Lors de la célébration de la Journée internationale des droits de l’enfant qui a eu lieu à Muramvya le 29 novembre 2021, les invités de marque ont témoigné à propos de leur enfance qui n’était pas heureuse. Ce qui est important, c’est qu’ils ont affronté les épreuves de la vie et qu’ils sont parvenus à garder la tête haute. Cela peut servir d’exemple pour les autres enfants.
Les autorités qui ont été invitées dans la célébration de la Journée internationale des droits de l’enfant ont en commun une enfance malheureuse. Mais le plus important c’est qu’elles n’ont pas baissé les bras et n’ont pas abandonné leurs études car, l’école est la clé de toutes les opportunités.
« Nous encourageons les jeunes ou les enfants à oser entreprendre parce qu’eux aussi ils sont capables de faire beaucoup de choses. Ils peuvent contribuer à la préservation de leurs droits. C’est pour cette raison qu’ils sont appelés à donner leur avis dans le but de maintenir leur bien-être et d’intéresser les décideurs », fait savoir Imelde Sabushimike, ministre de la Solidarité Nationale, des Affaires Sociales, des Droits de la Personne Humaine et du Genre. Elle affirme que certains enfants pensent que les hautes autorités du pays n’ont pas connu une enfance malheureuse. « A notre époque, la pauvreté était au top et le bafouement des droits de l’enfant ainsi que d’autres problèmes divers ne datent pas d’aujourd’hui. Tout cela ne nous décourageait pas. Nous avons gardé la tête au-dessus de l’eau malgré les épreuves de la vie », renchérit Mme Sabushimike.
Denise Ndadaye, 1ère vice-présidente du Sénat, conseille les enfants de ne pas abandonner l’école afin de maximiser les chances de la vie dans l’avenir.
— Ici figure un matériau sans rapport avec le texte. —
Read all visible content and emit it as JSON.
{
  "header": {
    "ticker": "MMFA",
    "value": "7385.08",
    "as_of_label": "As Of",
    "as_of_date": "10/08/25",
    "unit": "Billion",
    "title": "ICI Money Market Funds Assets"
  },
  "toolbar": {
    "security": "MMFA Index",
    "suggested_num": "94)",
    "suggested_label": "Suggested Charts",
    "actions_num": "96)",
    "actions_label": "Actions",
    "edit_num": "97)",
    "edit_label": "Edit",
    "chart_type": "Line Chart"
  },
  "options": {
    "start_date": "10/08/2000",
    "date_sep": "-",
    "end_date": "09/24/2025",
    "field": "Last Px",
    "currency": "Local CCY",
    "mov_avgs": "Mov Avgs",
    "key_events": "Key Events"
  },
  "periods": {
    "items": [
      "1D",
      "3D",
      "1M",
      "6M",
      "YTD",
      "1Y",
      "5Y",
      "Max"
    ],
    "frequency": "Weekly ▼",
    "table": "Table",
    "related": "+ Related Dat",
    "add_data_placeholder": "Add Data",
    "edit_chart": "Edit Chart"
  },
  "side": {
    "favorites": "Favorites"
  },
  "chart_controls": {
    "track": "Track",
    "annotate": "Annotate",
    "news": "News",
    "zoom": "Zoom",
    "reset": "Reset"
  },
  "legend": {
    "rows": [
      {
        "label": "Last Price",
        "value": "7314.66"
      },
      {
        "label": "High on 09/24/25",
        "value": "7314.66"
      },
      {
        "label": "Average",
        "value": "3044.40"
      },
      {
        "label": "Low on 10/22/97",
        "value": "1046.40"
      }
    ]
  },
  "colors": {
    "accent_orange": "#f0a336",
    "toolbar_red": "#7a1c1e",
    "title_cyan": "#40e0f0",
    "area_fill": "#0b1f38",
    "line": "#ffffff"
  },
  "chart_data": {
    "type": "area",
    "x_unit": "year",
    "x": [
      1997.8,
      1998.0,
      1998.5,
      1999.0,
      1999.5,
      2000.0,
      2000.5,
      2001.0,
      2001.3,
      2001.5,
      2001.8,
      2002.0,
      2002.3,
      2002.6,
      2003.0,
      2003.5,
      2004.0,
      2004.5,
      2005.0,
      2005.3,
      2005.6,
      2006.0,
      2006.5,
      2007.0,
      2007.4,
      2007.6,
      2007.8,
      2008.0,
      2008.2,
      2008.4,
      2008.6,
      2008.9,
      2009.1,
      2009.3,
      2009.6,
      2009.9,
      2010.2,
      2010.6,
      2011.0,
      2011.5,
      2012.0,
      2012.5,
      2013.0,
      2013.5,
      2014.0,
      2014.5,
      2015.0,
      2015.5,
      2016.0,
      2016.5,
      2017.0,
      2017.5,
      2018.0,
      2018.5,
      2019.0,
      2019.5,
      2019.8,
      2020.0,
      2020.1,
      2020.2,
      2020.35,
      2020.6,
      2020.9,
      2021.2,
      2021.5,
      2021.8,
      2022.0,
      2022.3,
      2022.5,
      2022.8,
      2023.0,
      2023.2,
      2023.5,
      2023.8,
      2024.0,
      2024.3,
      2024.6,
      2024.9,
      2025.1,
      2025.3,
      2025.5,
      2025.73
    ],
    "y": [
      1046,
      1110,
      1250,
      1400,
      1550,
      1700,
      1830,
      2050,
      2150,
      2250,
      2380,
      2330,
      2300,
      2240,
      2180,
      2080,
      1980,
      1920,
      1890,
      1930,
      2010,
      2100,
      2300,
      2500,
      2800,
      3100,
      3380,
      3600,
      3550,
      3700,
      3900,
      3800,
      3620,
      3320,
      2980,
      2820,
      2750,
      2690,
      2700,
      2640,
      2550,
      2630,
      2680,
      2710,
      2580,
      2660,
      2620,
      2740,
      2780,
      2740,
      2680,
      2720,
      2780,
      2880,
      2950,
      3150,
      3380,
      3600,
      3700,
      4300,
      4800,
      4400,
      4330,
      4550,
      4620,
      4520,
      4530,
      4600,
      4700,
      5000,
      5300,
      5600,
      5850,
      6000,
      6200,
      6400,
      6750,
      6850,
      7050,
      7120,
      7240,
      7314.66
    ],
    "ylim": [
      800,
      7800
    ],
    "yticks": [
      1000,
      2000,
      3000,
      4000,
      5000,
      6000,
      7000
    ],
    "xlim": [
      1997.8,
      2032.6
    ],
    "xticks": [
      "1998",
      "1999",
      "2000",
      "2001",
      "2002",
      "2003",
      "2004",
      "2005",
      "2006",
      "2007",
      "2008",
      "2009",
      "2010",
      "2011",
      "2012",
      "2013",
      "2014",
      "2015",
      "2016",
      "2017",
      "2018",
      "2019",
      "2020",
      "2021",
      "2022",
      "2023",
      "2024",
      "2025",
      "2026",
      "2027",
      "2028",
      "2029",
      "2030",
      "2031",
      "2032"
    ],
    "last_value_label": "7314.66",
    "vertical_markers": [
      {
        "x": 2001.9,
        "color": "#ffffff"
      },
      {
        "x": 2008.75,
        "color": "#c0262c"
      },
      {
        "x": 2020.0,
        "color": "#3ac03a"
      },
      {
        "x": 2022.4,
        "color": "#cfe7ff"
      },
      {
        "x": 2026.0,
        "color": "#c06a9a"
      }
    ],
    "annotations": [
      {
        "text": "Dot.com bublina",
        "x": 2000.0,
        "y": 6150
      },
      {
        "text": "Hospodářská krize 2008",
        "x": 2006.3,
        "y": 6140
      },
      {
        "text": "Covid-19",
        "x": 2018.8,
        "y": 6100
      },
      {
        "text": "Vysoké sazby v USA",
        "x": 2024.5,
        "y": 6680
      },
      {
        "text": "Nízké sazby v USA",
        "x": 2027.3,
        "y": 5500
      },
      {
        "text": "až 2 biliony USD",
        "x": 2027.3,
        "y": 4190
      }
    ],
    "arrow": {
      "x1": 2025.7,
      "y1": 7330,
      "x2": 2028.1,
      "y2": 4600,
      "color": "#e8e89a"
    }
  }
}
Une enfance pas du tout facile
Cette autorité originaire de la province Mwaro est née dans une famille pauvre et la vie n’était pas du tout facile par rapport à celle de ses voisins. Encore plus, elle a subi des stigmatisations de la part de son entourage comme s’ils ne se ressemblaient pas les uns des autres. Sa famille vivait de la poterie. Pour avoir de quoi manger, elle et ses frères sillonnaient les collines pour troquer les marmites contre les vivres. Ils habitaient une petite hutte couverte de paille. Pis encore, sa mère était veuve et s’occupait seule des enfants.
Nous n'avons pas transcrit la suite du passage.